One crucial concept was to integrate local lawyers into the new office from the outset. So Latham assiduously courted its first-choice merger partner, Hedlund Hunter & Lynch. Established in 1976 by three former partners of Kirkland & Ellis, the then 21-attorney Chicago litigation boutique wasn’t eager to give up its independence by getting hitched to Latham. However, believing that the office could retain an independent culture in Chicago even as it became part of the bigger firm, Hedlund partners agreed to do so, the article recounts.
One of the major reasons for the focus on Chicago was that local retailer Sears Roebuck and Co. was already a client of the firm, which gave Latham immediate credibility. The firm also got lucky, notes legal consultant Peter Zeughauser, with one of the young attorneys it unknowingly hired. Bob Dell, managing partner of Latham since 1994, was a Hedlund associate in 1982.
“It’s not easy to go into Chicago like they did, make an acquisition, integrate the firm so well and wind up having Bob Dell,” says Zeughauser.
Even as it went into Chicago, those in charge of the Latham firm knew they were practicing for an even bigger move into the New York market down the road. Once that successfully occurred, the stage was set for further expansion internationally. Today the 31-office megafirm has almost 2,000 attorneys worldwide and brought in $2.15 billion in gross revenue last year.
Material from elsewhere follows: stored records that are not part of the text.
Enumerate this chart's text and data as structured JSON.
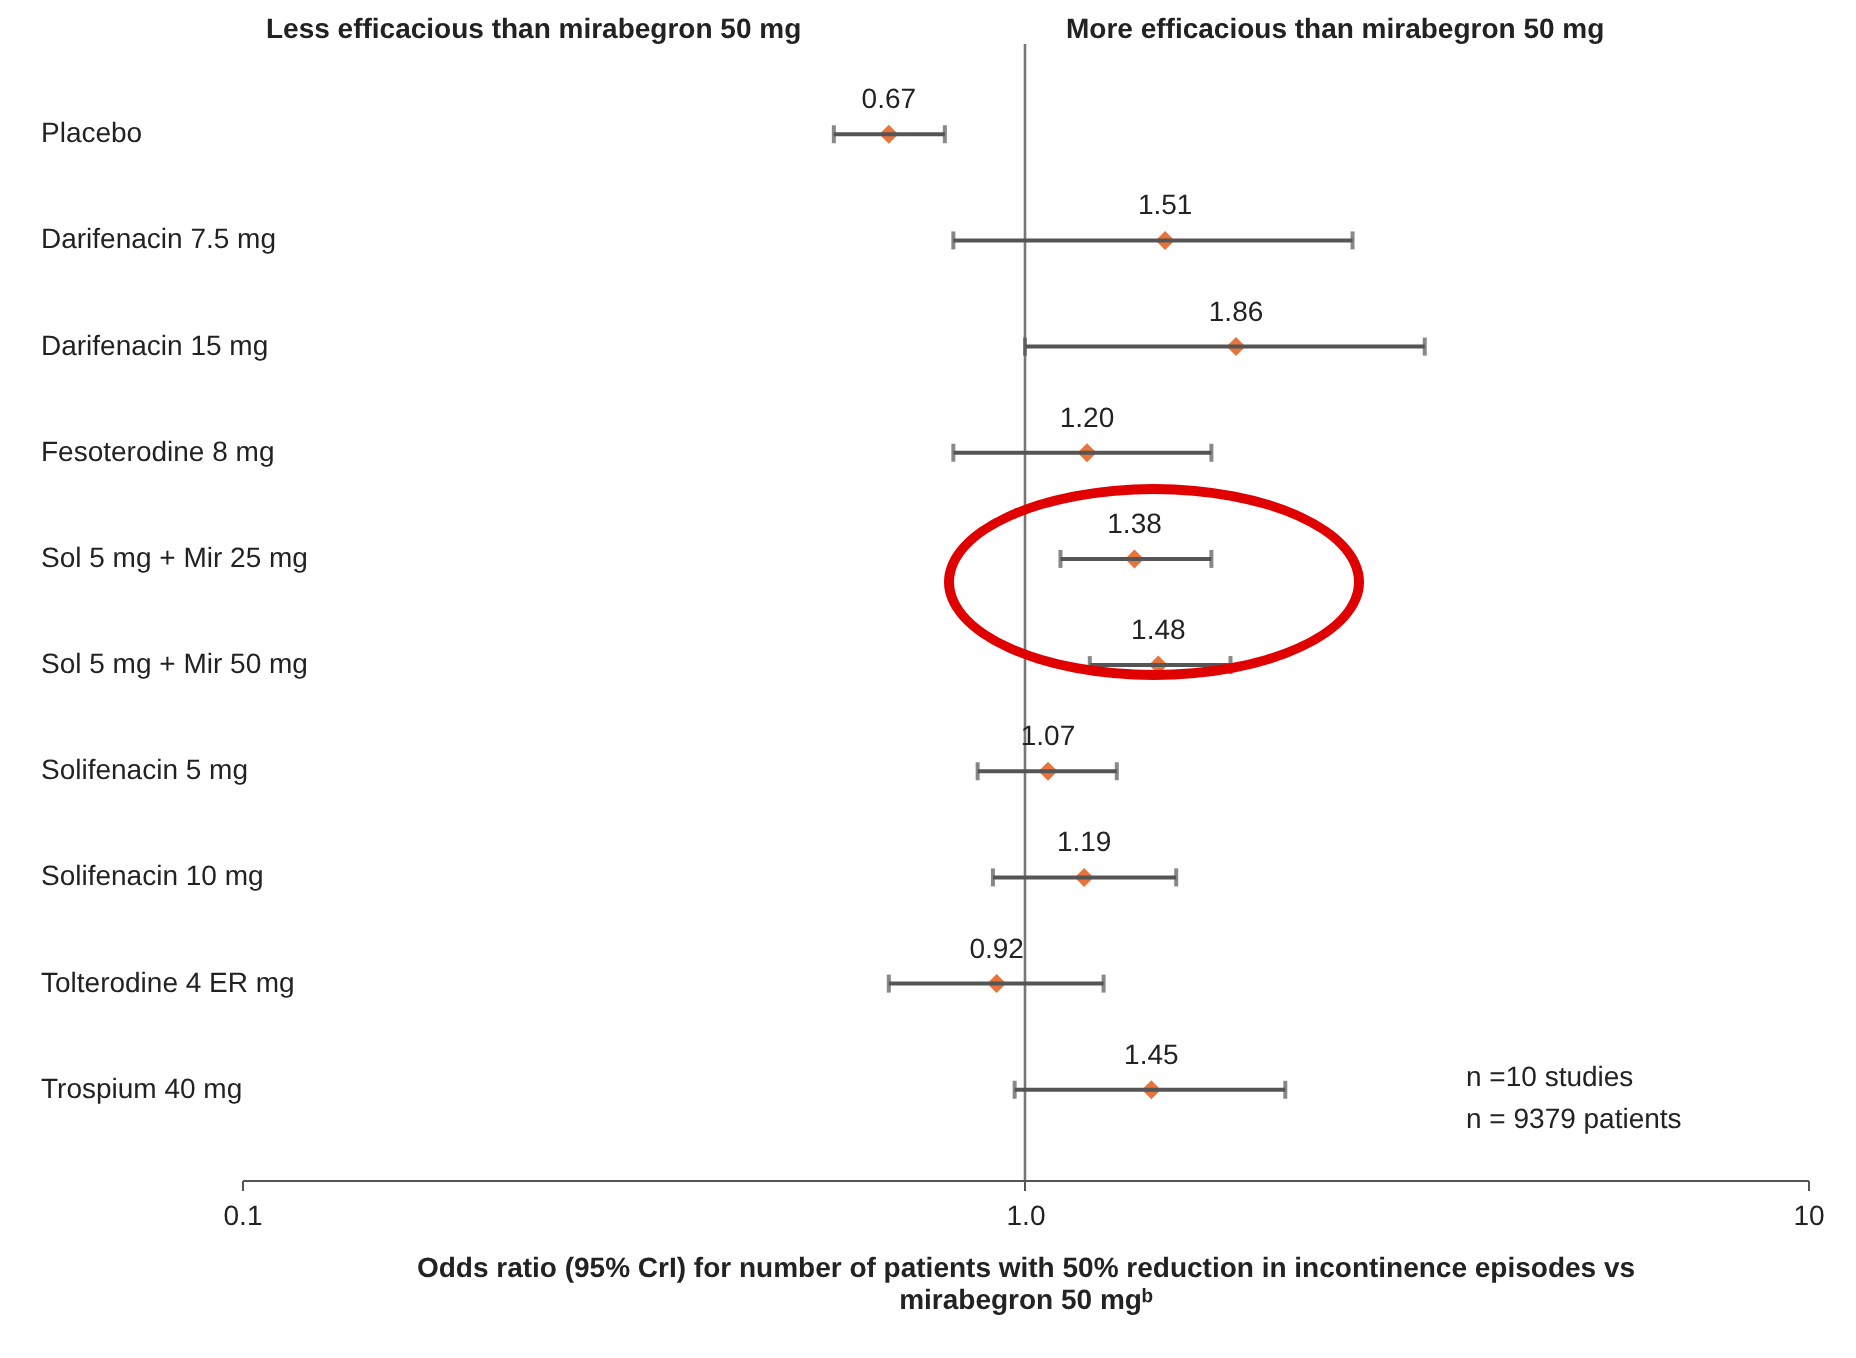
{
  "chart_data": {
    "type": "scatter",
    "orientation": "horizontal",
    "xlabel": "Odds ratio (95% CrI) for number of patients with 50% reduction in incontinence episodes vs mirabegron 50 mgᵇ",
    "categories": [
      "Placebo",
      "Darifenacin 7.5 mg",
      "Darifenacin 15 mg",
      "Fesoterodine 8 mg",
      "Sol 5 mg + Mir 25 mg",
      "Sol 5 mg + Mir 50 mg",
      "Solifenacin 5 mg",
      "Solifenacin 10 mg",
      "Tolterodine 4 ER mg",
      "Trospium 40 mg"
    ],
    "series": [
      {
        "color": "#e8743b",
        "values": [
          0.67,
          1.51,
          1.86,
          1.2,
          1.38,
          1.48,
          1.07,
          1.19,
          0.92,
          1.45
        ],
        "errors": [
          [
            0.57,
            0.79
          ],
          [
            0.81,
            2.62
          ],
          [
            1.0,
            3.24
          ],
          [
            0.81,
            1.73
          ],
          [
            1.11,
            1.73
          ],
          [
            1.21,
            1.83
          ],
          [
            0.87,
            1.31
          ],
          [
            0.91,
            1.56
          ],
          [
            0.67,
            1.26
          ],
          [
            0.97,
            2.15
          ]
        ],
        "value_labels": [
          "0.67",
          "1.51",
          "1.86",
          "1.20",
          "1.38",
          "1.48",
          "1.07",
          "1.19",
          "0.92",
          "1.45"
        ]
      }
    ],
    "marker": "diamond",
    "log": "x",
    "xlim": [
      0.1,
      10
    ],
    "xticks": [
      0.1,
      {
        "value": 1,
        "label": "1.0"
      },
      10
    ],
    "ref_lines": [
      {
        "axis": "x",
        "value": 1
      }
    ],
    "annotations": [
      "Less efficacious than mirabegron 50 mg",
      "More efficacious than mirabegron 50 mg",
      "n =10 studies",
      "n = 9379 patients"
    ]
  }
}
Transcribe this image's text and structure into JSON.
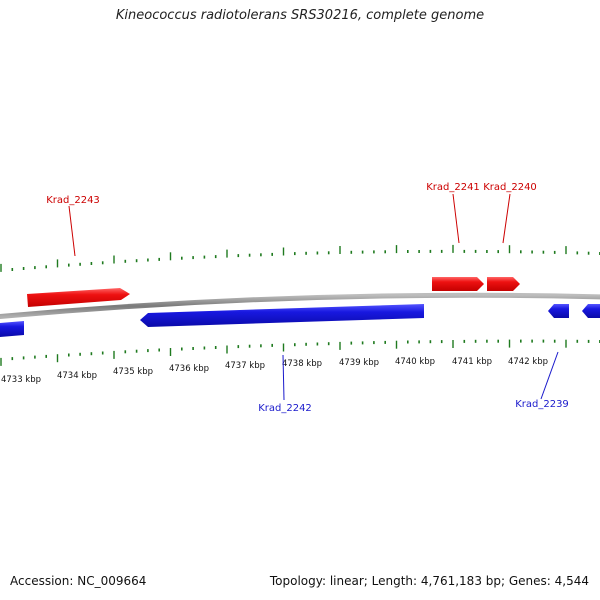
{
  "title": "Kineococcus radiotolerans SRS30216, complete genome",
  "footer": {
    "accession": "Accession: NC_009664",
    "summary": "Topology: linear; Length: 4,761,183 bp; Genes: 4,544"
  },
  "colors": {
    "forward_gene": "#ee1111",
    "reverse_gene": "#1818e0",
    "backbone": "#8a8a8a",
    "ticks": "#1f7a1f",
    "forward_label": "#cc0000",
    "reverse_label": "#1a1acc"
  },
  "axis": {
    "unit": "kbp",
    "labels": [
      "4733 kbp",
      "4734 kbp",
      "4735 kbp",
      "4736 kbp",
      "4737 kbp",
      "4738 kbp",
      "4739 kbp",
      "4740 kbp",
      "4741 kbp",
      "4742 kbp"
    ]
  },
  "genes": [
    {
      "id": "Krad_2243",
      "strand": "forward",
      "label": "Krad_2243"
    },
    {
      "id": "Krad_2241",
      "strand": "forward",
      "label": "Krad_2241"
    },
    {
      "id": "Krad_2240",
      "strand": "forward",
      "label": "Krad_2240"
    },
    {
      "id": "Krad_2242",
      "strand": "reverse",
      "label": "Krad_2242"
    },
    {
      "id": "Krad_2239",
      "strand": "reverse",
      "label": "Krad_2239"
    },
    {
      "id": "unlabeled-left",
      "strand": "reverse",
      "label": ""
    },
    {
      "id": "unlabeled-right-1",
      "strand": "reverse",
      "label": ""
    },
    {
      "id": "unlabeled-right-2",
      "strand": "reverse",
      "label": ""
    }
  ]
}
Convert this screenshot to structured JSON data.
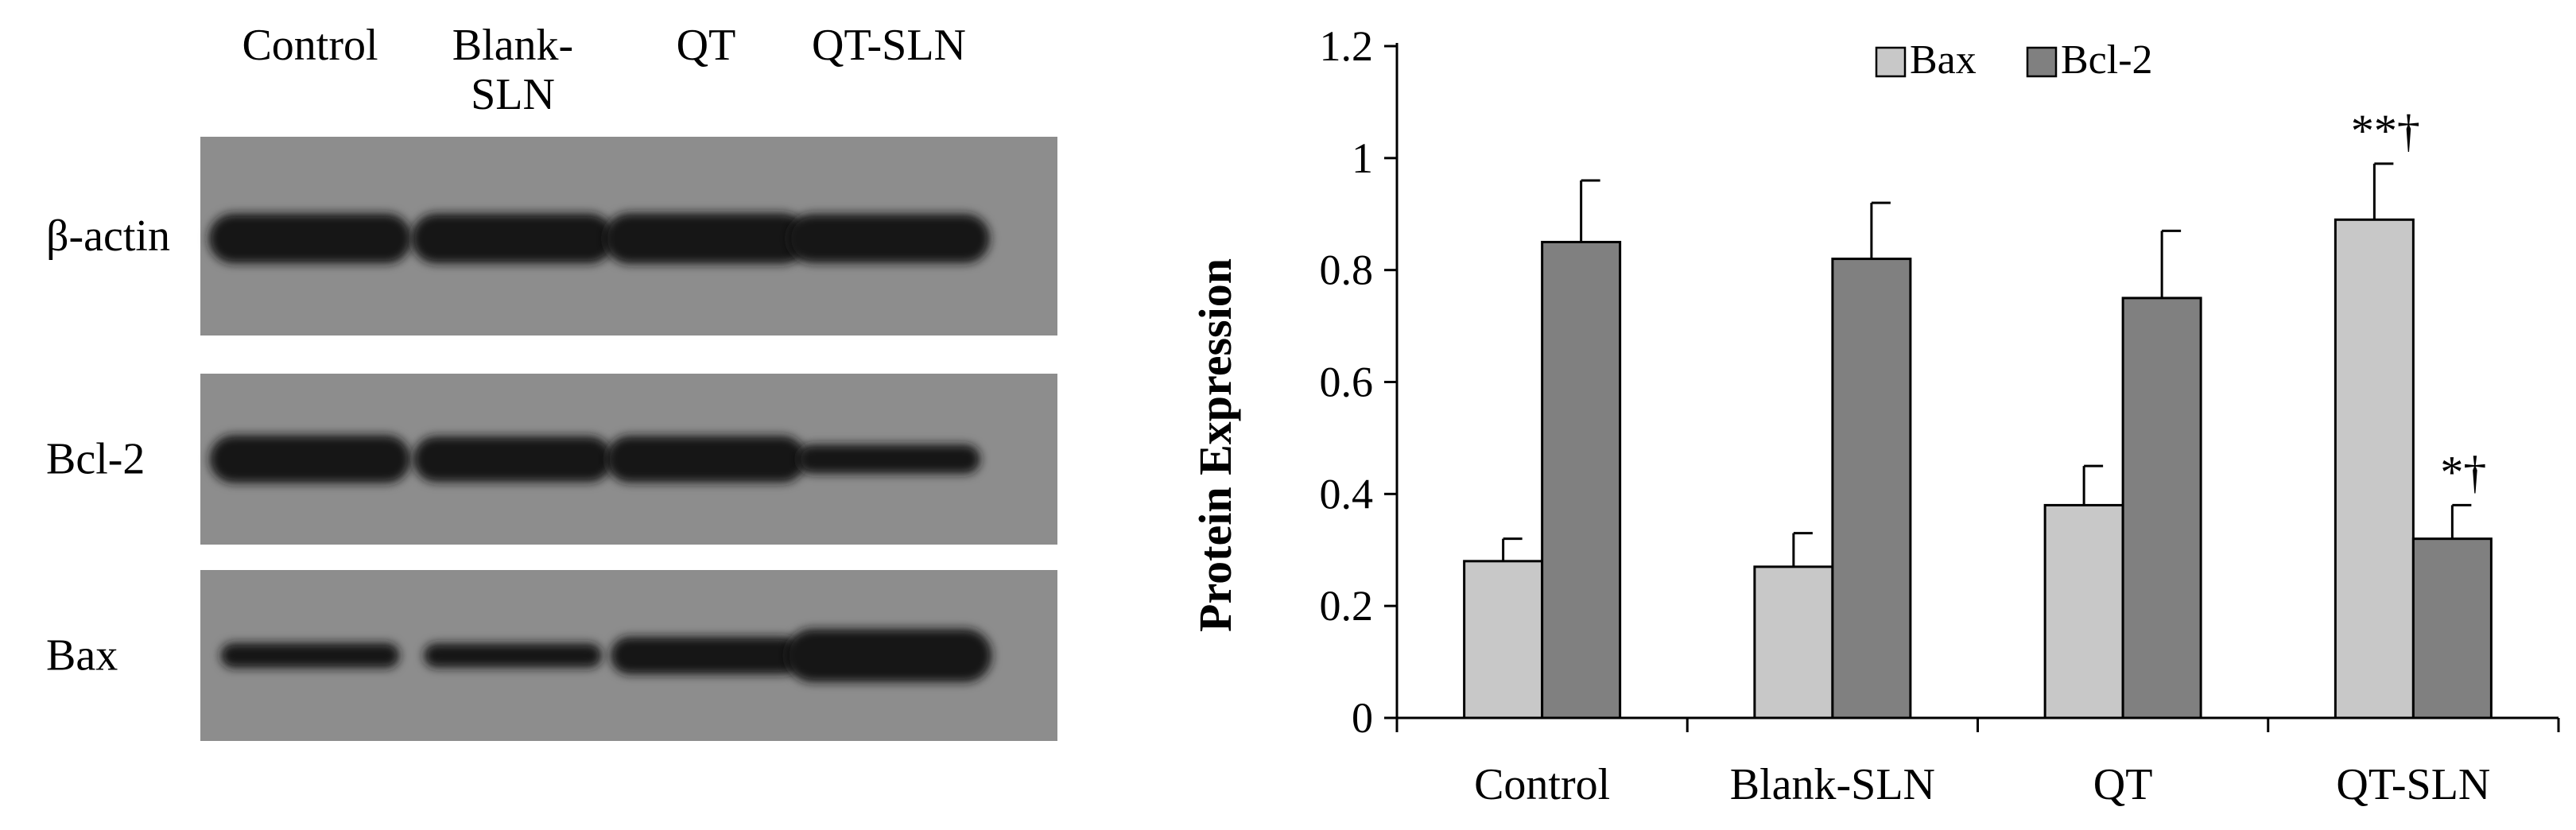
{
  "blot": {
    "lane_labels": [
      "Control",
      "Blank-",
      "QT",
      "QT-SLN"
    ],
    "lane_label_line2": "SLN",
    "rows": [
      {
        "label": "β-actin",
        "bands": [
          0.9,
          0.9,
          0.92,
          0.88
        ]
      },
      {
        "label": "Bcl-2",
        "bands": [
          0.85,
          0.8,
          0.82,
          0.4
        ]
      },
      {
        "label": "Bax",
        "bands": [
          0.3,
          0.28,
          0.6,
          0.98
        ]
      }
    ],
    "colors": {
      "membrane": "#8d8d8d",
      "band": "#141414"
    }
  },
  "chart_data": {
    "type": "bar",
    "categories": [
      "Control",
      "Blank-SLN",
      "QT",
      "QT-SLN"
    ],
    "series": [
      {
        "name": "Bax",
        "values": [
          0.28,
          0.27,
          0.38,
          0.89
        ],
        "errors": [
          0.04,
          0.06,
          0.07,
          0.1
        ],
        "color": "#c8c8c8"
      },
      {
        "name": "Bcl-2",
        "values": [
          0.85,
          0.82,
          0.75,
          0.32
        ],
        "errors": [
          0.11,
          0.1,
          0.12,
          0.06
        ],
        "color": "#808080"
      }
    ],
    "annotations": [
      {
        "category": "QT-SLN",
        "series": "Bax",
        "text": "**†"
      },
      {
        "category": "QT-SLN",
        "series": "Bcl-2",
        "text": "*†"
      }
    ],
    "ylabel": "Protein Expression",
    "xlabel": "",
    "ylim": [
      0,
      1.2
    ],
    "yticks": [
      "0",
      "0.2",
      "0.4",
      "0.6",
      "0.8",
      "1",
      "1.2"
    ],
    "legend_position": "top-center",
    "grid": false
  }
}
More than half of its offices are outside the U.S.
Faced with a rapidly changing legal market, the firm has shown the flexibility to change with it, again and again.
A key local client in New York at the time Latham opened its office there, Drexel Burnham Lambert, later imploded in an insider trading scandal, for instance, but Latham chugged on not only despite but because of what some characterize as the Drexel diaspora.
“The bankers went elsewhere,” says Richard Levy, who now serves as managing partner of the Chicago office. “And they like Latham, and they stayed with us.”